Judge Thomas Brown ordered the state to pay $244,691,751 to income taxpayers for overdue refunds from 1995 through 1999. According to the ruling, the state misread the law, specifically the Hancock Amendment of 1980. This amendment put a cap on the amount of revenue the state could collect in a given year. Any money over that cap was to be refunded to taxpayers. In calculating the cap, the state did not include a voter-approved tax that was amended on the same day the Hancock Amendment was passed as a source of revenue. This led to miscalculations of tax refunds from 1995 through 1999.
Several Missouri businesses, including the Missouri Chamber of Commerce, brought the case to court.
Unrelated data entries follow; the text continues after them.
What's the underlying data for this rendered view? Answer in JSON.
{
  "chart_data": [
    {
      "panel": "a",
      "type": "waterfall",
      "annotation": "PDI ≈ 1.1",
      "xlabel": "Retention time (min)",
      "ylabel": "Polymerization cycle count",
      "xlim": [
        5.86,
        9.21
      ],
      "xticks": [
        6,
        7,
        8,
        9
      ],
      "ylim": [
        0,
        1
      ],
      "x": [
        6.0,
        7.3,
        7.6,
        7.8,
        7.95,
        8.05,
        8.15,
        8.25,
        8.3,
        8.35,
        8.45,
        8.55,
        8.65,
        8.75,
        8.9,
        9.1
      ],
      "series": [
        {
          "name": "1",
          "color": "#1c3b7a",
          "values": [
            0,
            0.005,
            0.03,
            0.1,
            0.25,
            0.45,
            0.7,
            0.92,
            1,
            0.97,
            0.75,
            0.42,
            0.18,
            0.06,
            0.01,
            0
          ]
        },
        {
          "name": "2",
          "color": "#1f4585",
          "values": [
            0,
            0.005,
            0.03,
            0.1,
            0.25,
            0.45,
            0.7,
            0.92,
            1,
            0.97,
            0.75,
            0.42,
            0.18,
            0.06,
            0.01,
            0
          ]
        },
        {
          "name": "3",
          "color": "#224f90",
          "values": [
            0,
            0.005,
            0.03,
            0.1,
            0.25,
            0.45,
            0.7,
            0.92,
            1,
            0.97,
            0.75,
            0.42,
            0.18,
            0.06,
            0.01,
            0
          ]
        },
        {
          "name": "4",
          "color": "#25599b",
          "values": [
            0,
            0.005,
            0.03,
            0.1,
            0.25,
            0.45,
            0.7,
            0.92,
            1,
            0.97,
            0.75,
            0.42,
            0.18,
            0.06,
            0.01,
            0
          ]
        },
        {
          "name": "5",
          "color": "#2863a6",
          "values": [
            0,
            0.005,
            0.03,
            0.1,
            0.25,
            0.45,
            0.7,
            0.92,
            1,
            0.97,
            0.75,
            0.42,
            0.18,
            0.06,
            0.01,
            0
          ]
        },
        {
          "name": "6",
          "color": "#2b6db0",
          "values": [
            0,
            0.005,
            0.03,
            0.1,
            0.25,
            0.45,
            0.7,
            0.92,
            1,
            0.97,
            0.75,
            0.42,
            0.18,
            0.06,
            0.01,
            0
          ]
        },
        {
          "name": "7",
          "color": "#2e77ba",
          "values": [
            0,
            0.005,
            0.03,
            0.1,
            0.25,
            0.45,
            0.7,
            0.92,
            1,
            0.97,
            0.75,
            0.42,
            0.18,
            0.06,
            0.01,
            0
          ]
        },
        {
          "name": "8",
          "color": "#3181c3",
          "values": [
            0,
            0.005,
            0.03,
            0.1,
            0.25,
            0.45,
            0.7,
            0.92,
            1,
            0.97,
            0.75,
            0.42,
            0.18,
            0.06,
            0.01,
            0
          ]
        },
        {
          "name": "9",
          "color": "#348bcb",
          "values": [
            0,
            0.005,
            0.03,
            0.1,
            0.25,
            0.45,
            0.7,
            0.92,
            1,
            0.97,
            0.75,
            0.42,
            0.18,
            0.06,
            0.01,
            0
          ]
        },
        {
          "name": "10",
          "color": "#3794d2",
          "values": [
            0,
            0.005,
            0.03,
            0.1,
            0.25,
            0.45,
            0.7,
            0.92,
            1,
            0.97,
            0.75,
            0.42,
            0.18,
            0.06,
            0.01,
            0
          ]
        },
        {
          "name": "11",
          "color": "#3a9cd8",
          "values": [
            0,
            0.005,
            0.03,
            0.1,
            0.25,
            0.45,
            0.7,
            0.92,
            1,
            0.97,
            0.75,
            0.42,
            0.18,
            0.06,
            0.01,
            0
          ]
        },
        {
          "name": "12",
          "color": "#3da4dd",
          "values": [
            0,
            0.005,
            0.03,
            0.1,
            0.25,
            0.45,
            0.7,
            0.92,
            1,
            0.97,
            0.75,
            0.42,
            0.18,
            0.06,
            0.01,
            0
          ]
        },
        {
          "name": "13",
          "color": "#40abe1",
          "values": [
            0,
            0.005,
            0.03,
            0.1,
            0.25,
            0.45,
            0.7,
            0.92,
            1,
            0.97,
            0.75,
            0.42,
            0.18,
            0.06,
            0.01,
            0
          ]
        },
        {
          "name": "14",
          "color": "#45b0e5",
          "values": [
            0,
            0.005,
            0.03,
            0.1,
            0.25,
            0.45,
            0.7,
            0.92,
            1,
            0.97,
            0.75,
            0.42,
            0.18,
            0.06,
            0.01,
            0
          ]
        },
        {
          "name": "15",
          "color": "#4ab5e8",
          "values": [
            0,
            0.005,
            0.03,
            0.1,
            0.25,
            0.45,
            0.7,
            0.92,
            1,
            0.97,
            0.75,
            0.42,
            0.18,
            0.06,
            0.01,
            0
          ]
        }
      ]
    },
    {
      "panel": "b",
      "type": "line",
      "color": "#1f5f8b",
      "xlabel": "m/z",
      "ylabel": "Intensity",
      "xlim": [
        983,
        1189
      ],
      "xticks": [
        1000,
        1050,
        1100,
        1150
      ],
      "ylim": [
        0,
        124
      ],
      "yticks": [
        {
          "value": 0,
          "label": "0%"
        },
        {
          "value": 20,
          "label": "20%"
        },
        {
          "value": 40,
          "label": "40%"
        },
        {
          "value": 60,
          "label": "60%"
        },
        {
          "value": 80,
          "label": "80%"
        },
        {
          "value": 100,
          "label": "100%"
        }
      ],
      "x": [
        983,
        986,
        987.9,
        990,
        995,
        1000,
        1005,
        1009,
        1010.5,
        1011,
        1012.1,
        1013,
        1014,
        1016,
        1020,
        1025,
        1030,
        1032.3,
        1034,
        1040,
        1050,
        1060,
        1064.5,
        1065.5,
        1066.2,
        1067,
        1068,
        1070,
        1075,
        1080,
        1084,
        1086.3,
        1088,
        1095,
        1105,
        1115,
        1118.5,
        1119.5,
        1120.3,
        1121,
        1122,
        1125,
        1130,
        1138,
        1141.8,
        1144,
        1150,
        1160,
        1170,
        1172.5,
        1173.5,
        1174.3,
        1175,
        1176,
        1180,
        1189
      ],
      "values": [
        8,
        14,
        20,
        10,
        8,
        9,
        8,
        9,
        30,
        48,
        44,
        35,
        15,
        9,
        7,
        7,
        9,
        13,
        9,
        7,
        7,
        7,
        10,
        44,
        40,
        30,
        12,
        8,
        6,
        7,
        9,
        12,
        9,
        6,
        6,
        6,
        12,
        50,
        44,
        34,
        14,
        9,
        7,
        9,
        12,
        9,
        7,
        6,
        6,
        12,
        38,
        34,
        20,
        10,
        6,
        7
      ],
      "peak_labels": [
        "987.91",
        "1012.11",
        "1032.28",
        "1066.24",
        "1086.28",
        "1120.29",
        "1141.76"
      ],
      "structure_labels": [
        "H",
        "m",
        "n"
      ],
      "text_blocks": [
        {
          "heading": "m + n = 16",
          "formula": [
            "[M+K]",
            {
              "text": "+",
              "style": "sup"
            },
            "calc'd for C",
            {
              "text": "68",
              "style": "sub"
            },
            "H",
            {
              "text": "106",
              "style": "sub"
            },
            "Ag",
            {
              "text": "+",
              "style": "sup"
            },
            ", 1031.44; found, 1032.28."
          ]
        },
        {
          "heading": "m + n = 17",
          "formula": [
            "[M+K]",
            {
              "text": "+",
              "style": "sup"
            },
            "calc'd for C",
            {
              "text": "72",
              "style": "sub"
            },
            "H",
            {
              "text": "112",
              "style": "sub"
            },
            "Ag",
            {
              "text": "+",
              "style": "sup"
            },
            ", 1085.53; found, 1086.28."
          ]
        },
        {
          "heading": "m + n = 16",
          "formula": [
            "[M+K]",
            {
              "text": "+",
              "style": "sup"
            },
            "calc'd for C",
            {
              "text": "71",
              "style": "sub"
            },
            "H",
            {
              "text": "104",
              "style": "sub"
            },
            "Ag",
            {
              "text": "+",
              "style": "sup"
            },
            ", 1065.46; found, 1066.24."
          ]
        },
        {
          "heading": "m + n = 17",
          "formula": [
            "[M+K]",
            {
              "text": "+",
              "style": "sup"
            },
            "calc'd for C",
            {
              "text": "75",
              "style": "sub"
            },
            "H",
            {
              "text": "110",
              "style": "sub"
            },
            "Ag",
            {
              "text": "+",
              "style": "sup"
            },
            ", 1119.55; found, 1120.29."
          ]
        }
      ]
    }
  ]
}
Dan Mehan, president of the organization, said although he is not certain whether the ruling will stand, he is pleased with it.
"For the average taxpayer of Missouri, this means that he or she will be getting another check from the state of Missouri," he said. "They deserve it. It's their money, and we're happy with the ruling today."
However, the ruling leaves several questions for the state to deal with. If Missouri is forced to pay $244 million, it will lose about 3 percent of its $7 billion budget. That loss could cause several state programs to suffer.
But Mehan said he thinks the budget is strong enough to withstand a $244 million cut with few problems.
"We've operated on a solid budget for the last several years, and it should not have an adverse effect on any state program," he said.
Although Judge Brown ruled in favor of the plaintiffs, he also rejected some of their arguments, including a plea for another $284 million in overdue refunds. Mary Still, director of communications for the attorney general's office, said because neither party won all of their arguments, she expects both sides will appeal the ruling.
"It is the goal of the state to establish the correct calculation of total state revenue," she said. "To do that, more than one judge will have to look at the case."